As a normal student doing a single undergraduate degree you were never really aware of how much your course cost but the University was certainly getting a chunk of money from the relevant Government department - whether you call these "tuition fees" isn't that important.
Scotland has had a tradition of meritocratic access to Univerities that goes back a long time - within that context having fees paid for by taxpayers doesn't look that odd. Certainly I benefited from it - I came from a low income family from the rural North of Scotland and all four of my siblings and I went to University/College.

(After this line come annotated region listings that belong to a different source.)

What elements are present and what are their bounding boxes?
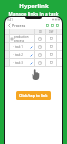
staticText: ID [39, 30, 42, 34]
staticText: task 3 [15, 61, 23, 65]
staticText: task 1 [15, 45, 23, 49]
staticText: Process [12, 23, 26, 28]
button[interactable]: Link [29, 53, 33, 57]
button[interactable]: Action 3 [55, 23, 60, 28]
button[interactable]: Link [29, 61, 33, 65]
button[interactable]: Action 1 [45, 23, 50, 28]
button[interactable]: Back [7, 23, 12, 28]
staticText: production process [14, 35, 34, 42]
staticText: Diff [49, 30, 54, 34]
staticText: Manage links in a task [8, 11, 59, 17]
button[interactable]: task 3 [5, 59, 62, 66]
button[interactable]: Click/tap to link [16, 91, 51, 100]
button[interactable]: Action 2 [50, 23, 55, 28]
staticText: Click/tap to link [19, 93, 48, 98]
button[interactable]: production process [5, 35, 62, 42]
staticText: 9:41 [7, 18, 13, 22]
button[interactable]: task 2 [5, 51, 62, 58]
button[interactable]: task 1 [5, 43, 62, 50]
staticText: Hyperlink [19, 2, 49, 10]
staticText: task 2 [15, 53, 23, 57]
button[interactable]: Link [29, 45, 33, 49]
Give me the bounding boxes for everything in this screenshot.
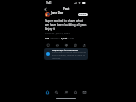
button[interactable]: Notifications: [72, 89, 79, 96]
staticText: 128: [45, 36, 50, 39]
button[interactable]: Follow: [78, 13, 88, 16]
button[interactable]: Subscribe to Premium: [44, 48, 88, 60]
button[interactable]: Profile photo: [45, 12, 50, 17]
button[interactable]: Messages: [81, 89, 88, 96]
staticText: 2,104: [61, 36, 68, 39]
staticText: 9:41: [46, 1, 52, 5]
staticText: Post: [63, 7, 70, 11]
button[interactable]: Bookmark: [73, 43, 77, 47]
button[interactable]: Communities: [63, 89, 70, 96]
staticText: 3:45 PM · Jun 12, 2024: [45, 31, 70, 34]
button[interactable]: Home: [44, 89, 51, 96]
staticText: Jane Doe: [51, 11, 64, 15]
staticText: Reposts: [50, 36, 60, 39]
staticText: Subscribe to Premium: [52, 48, 79, 51]
button[interactable]: Back: [43, 7, 48, 12]
button[interactable]: Search: [53, 89, 60, 96]
button[interactable]: Share: [82, 43, 86, 47]
button[interactable]: Like: [64, 43, 68, 47]
staticText: Subscribe to unlock new features and if …: [52, 51, 86, 60]
button[interactable]: Repost: [55, 43, 59, 47]
staticText: Follow: [79, 13, 87, 16]
staticText: Likes: [68, 36, 75, 39]
staticText: Super excited to share what we have been…: [45, 19, 87, 31]
button[interactable]: Reply: [46, 43, 50, 47]
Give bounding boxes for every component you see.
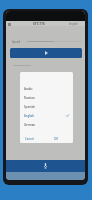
staticText: Spanish (24, 105, 35, 109)
staticText: OK (54, 137, 59, 141)
button[interactable]: Arabic (20, 84, 73, 93)
button[interactable]: German (20, 120, 73, 129)
button[interactable]: Play (10, 48, 82, 58)
staticText: Write something... (13, 64, 32, 67)
button[interactable]: Menu (7, 22, 11, 26)
staticText: Arabic (24, 87, 33, 91)
button[interactable]: Cancel (23, 135, 36, 143)
staticText: Cancel (25, 137, 34, 141)
staticText: English (69, 22, 78, 26)
button[interactable]: OK (52, 135, 61, 143)
button[interactable]: Spanish (20, 102, 73, 111)
staticText: STT-TTS (33, 22, 45, 26)
staticText: German (24, 123, 36, 127)
staticText: Speed (12, 40, 21, 44)
button[interactable]: Microphone (6, 160, 85, 172)
staticText: English (24, 114, 34, 118)
staticText: Russian (24, 96, 35, 100)
button[interactable]: English (20, 111, 73, 120)
button[interactable]: Russian (20, 93, 73, 102)
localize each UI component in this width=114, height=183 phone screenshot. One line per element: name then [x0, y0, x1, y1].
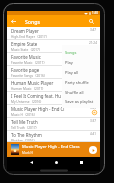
staticText: Music State (2017)	[11, 48, 40, 52]
staticText: 3:47	[90, 28, 97, 32]
staticText: 4:41	[90, 132, 97, 136]
staticText: Tell Truth (2017)	[11, 126, 37, 130]
staticText: Play	[65, 60, 73, 65]
button[interactable]: Play	[62, 57, 100, 67]
staticText: Music Player High - End Class	[22, 144, 80, 150]
button[interactable]: Home	[44, 157, 69, 167]
staticText: Shuffle all	[65, 90, 84, 95]
button[interactable]: Play	[87, 144, 98, 155]
staticText: Save as playlist	[65, 99, 94, 104]
staticText: I Feel It Coming feat. Hu	[11, 93, 61, 99]
button[interactable]: Back	[7, 15, 20, 27]
staticText: 3:37	[90, 119, 97, 123]
staticText: Favorite Music	[11, 54, 41, 60]
staticText: Mark H	[22, 151, 33, 155]
staticText: 21:24	[89, 41, 97, 45]
staticText: Music Player High - End Cl	[11, 106, 65, 112]
button[interactable]: Favorite Music	[7, 53, 100, 66]
button[interactable]: I Feel It Coming feat. Hu	[7, 92, 100, 105]
button[interactable]: Play all	[62, 67, 100, 77]
staticText: Tell Me Truth	[11, 119, 38, 125]
staticText: Favorite page	[11, 67, 40, 73]
button[interactable]: To The Rhythm	[7, 131, 100, 142]
button[interactable]: Human Music Player	[7, 79, 100, 92]
staticText: Human Music Player	[11, 80, 54, 86]
staticText: Human Music (2017)	[11, 87, 44, 91]
button[interactable]: Favorite page	[7, 66, 100, 79]
staticText: Favorite Music (2017)	[11, 61, 45, 65]
button[interactable]: Tell Me Truth	[7, 118, 100, 131]
button[interactable]: Dream Player	[7, 27, 100, 40]
button[interactable]: Music Player High - End Class	[7, 142, 100, 157]
button[interactable]: Party shuffle	[62, 77, 100, 87]
staticText: Songs	[25, 18, 41, 25]
button[interactable]: Recents	[69, 157, 94, 167]
button[interactable]: Empire State	[7, 40, 100, 53]
staticText: Play all	[65, 70, 79, 75]
staticText: My Universe (2016)	[11, 100, 42, 104]
button[interactable]: Back	[19, 157, 44, 167]
staticText: 1:30	[92, 11, 98, 15]
button[interactable]: Music Player High - End Cl	[7, 105, 100, 118]
button[interactable]: Search	[86, 15, 97, 27]
staticText: 5:09	[90, 106, 97, 110]
staticText: Party shuffle	[65, 80, 89, 85]
button[interactable]: Save as playlist	[62, 97, 100, 106]
staticText: Favorite Songs (2016)	[11, 74, 45, 78]
staticText: Rhythm (2016)	[11, 139, 35, 142]
staticText: To The Rhythm	[11, 132, 42, 138]
staticText: Songs	[65, 50, 77, 55]
staticText: Music H (2016)	[11, 113, 35, 117]
staticText: Dream Player	[11, 28, 39, 34]
button[interactable]: Shuffle all	[62, 87, 100, 97]
staticText: Empire State	[11, 41, 38, 47]
button[interactable]: Songs	[62, 47, 100, 57]
staticText: High-End Player (2017)	[11, 35, 47, 39]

I have no opinion about whether tuition fees in Scotland are warranted or not, I'm just saying that it's incoherent to say that tuition fees are being paid by the taxpayer after an announcement that tuition fees will not be introduced in Scotland.
Hypothetically, assume that there were already tuition fees in Scotland (without equivocating between fees paid from "relevant Government department(s)" and tuition fees) and that the government had just announced that they would not be increasing the tuition fee. Would it be more accurate to say "Scotland says tuition fee increase to be met by taxpayers, not individual students."?
Saying that recent increases in the costs of higher education will not be shifted from the taxpayer to the individual student in Scotland would be fair. Saying the taxpayers are supplementing themselves is nonsensical.
No good or service - that is anything that involves human labour - can possibly be free. Even if you 'employ' slaves, you will still incur a cost (and so will the slaves).
When considering matters of policy, I think it is more useful to talk in terms of 'who should pay for X?' instead of 'should X be free?'
I'm confused about what you mean here. Are you saying that no individual can net a positive return from any endeavor?
Also, there's no reason to assume that a tuition fee would lower the obligations of the taxpayer in any way. Money is fungible. Neither side of the debate is questioning that university education will be paid for by the taxpayer.